Another alabaster jar....The alabaster jar of my desire for God according to my own ideas, to how I had known him before. Of thirsting for an end to my thirst instead of thirsting purely for Him alone. The alabaster jar touched with selfishness in pursuing him, seeking rest in him and not finding, like Mary at the tomb...looking for something other than how he wants to show himself- needing to see Him to ease my pain instead of to wait, discover and embrace Him as he wants to be to me now.

I break this jar and pour out my trust and my love and my need to him. The perfume of peace fills my soul, the room we are in.  I cry tears of love and gratitude and kiss his feet. I breathe in the strong perfume of peace mixed with His own breath until my sense are intoxicated.  I wipe away the tears from his feet softly, with what I had once used to cover myself.
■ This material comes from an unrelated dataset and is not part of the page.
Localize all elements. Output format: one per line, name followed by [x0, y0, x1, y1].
I have nothing and let go of my grip on desire, falling into trust instead. I can no more draw God to me that I can purify myself. I let shatter the alabaster jar of the pursuit of self which named itself the pursuit of God, the pursuit of God I know, at the feet of He who Is, who will show himself to me as he desires.

He draws me by his ways...not mine...By a path I do not know, in ways I don't understand. In secret he draws me and gives himself to me as he desires. And my desire now, is for His desires.

I am Mary at the tomb, empty, weak, exhausted, heartbroken, but persevering through the cross and the night in seeking. But seeking Christ as he was to me, instead of recognizing him as he chooses to be to me now- resurrected, transformed, new, hidden, intimate. He softly calls my name and I find him - more hidden, but more beautiful than how I had known him.  He has not taken away the better part after all.